In an exclusive interview with Cuba’s official state newspaper Granma published on April 20, 2026, a senior Cuban foreign ministry official has confirmed that recent high-level diplomatic meetings between Cuban and U.S. delegations took place on Cuban soil, while pushing back against inaccurate foreign media reporting about the nature of the talks.
Alejandro García del Toro, deputy director for U.S. Affairs at Cuba’s Ministry of Foreign Affairs (Minrex), spoke publicly to Granma to address growing speculation in international press coverage surrounding the closed-door bilateral discussions. García del Toro acknowledged that the negotiations are a sensitive matter that Cuban authorities have intentionally handled with deliberate discretion, a longstanding approach for diplomatic engagement with the United States that has been consistent across years of rocky bilateral relations.

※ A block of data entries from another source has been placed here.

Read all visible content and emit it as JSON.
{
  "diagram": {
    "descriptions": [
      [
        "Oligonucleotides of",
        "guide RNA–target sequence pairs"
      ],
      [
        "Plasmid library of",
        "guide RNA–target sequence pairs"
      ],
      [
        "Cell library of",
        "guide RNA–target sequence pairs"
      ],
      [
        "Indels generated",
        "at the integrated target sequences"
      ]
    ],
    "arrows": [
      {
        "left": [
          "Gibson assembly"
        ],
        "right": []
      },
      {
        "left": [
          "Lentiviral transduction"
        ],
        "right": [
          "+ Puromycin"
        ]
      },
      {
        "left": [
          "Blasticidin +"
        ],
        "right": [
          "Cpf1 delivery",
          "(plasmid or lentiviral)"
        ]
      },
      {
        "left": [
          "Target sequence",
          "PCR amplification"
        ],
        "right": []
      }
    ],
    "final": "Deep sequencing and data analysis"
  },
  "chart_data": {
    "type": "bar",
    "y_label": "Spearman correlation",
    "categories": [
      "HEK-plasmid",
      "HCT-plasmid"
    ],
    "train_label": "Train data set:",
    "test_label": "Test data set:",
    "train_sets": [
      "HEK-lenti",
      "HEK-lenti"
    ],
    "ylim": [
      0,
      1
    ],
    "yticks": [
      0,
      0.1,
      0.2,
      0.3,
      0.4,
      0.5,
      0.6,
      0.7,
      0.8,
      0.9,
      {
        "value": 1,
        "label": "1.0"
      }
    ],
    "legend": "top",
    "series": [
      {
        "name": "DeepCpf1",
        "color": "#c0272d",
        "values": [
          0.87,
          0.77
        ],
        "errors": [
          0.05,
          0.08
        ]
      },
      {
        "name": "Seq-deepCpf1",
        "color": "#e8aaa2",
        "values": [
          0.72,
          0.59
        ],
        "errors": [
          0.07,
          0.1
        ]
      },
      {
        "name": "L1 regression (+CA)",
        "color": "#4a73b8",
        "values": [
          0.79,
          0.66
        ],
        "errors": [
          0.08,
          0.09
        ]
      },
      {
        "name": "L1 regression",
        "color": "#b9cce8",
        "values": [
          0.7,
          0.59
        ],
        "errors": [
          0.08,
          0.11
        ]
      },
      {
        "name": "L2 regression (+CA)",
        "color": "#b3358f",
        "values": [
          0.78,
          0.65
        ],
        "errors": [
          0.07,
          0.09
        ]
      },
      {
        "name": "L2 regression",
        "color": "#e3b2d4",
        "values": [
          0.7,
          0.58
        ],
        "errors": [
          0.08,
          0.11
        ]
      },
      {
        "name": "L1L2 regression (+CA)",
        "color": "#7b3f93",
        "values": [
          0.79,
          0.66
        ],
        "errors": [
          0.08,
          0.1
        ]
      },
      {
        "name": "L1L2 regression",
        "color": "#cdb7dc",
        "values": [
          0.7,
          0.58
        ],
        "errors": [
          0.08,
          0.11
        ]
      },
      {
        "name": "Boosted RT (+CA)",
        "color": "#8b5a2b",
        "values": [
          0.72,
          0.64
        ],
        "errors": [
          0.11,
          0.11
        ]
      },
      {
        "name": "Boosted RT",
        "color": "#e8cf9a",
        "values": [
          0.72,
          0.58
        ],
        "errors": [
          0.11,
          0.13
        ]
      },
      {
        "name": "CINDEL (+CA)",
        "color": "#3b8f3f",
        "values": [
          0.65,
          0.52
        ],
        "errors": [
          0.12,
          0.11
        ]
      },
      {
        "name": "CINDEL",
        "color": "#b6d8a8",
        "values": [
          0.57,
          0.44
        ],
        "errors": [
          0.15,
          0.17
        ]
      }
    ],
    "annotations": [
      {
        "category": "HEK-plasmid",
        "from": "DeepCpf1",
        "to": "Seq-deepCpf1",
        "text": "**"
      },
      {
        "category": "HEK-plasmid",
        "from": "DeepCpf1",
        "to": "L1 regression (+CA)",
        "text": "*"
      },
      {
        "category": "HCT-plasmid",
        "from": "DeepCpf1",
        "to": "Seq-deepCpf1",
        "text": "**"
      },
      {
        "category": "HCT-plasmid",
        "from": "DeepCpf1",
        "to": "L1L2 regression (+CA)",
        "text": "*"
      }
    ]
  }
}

Contrary to unconfirmed claims circulating in some foreign outlets, García del Toro officially confirmed that the meeting between the two delegations occurred recently in Cuba. The U.S. delegation included ranking officials at the level of undersecretary of State, while Cuba’s side was represented by officials at the vice-minister level from the foreign ministry.
García del Toro explicitly refuted a narrative that had been circulated by some U.S. media outlets, which claimed that one side had imposed rigid timelines for progress or used coercive language during the talks. He clarified that the entire exchange between the two delegations was conducted on the basis of mutual respect and professional diplomatic protocol, rejecting any characterization of the discussions as confrontational or one-sided.
A core priority for the Cuban delegation during the talks, García del Toro emphasized, was pushing for the elimination of the U.S.-imposed energy blockade on Cuba. He described the long-running economic coercion measure as an unjustified punishment that inflicts widespread harm on the entire Cuban civilian population. Beyond its impact on Cuba, García del Toro framed the blockade as a form of global blackmail against sovereign nations, noting that all independent states hold the inherent right to export fuel to Cuba in line with established principles of free international trade.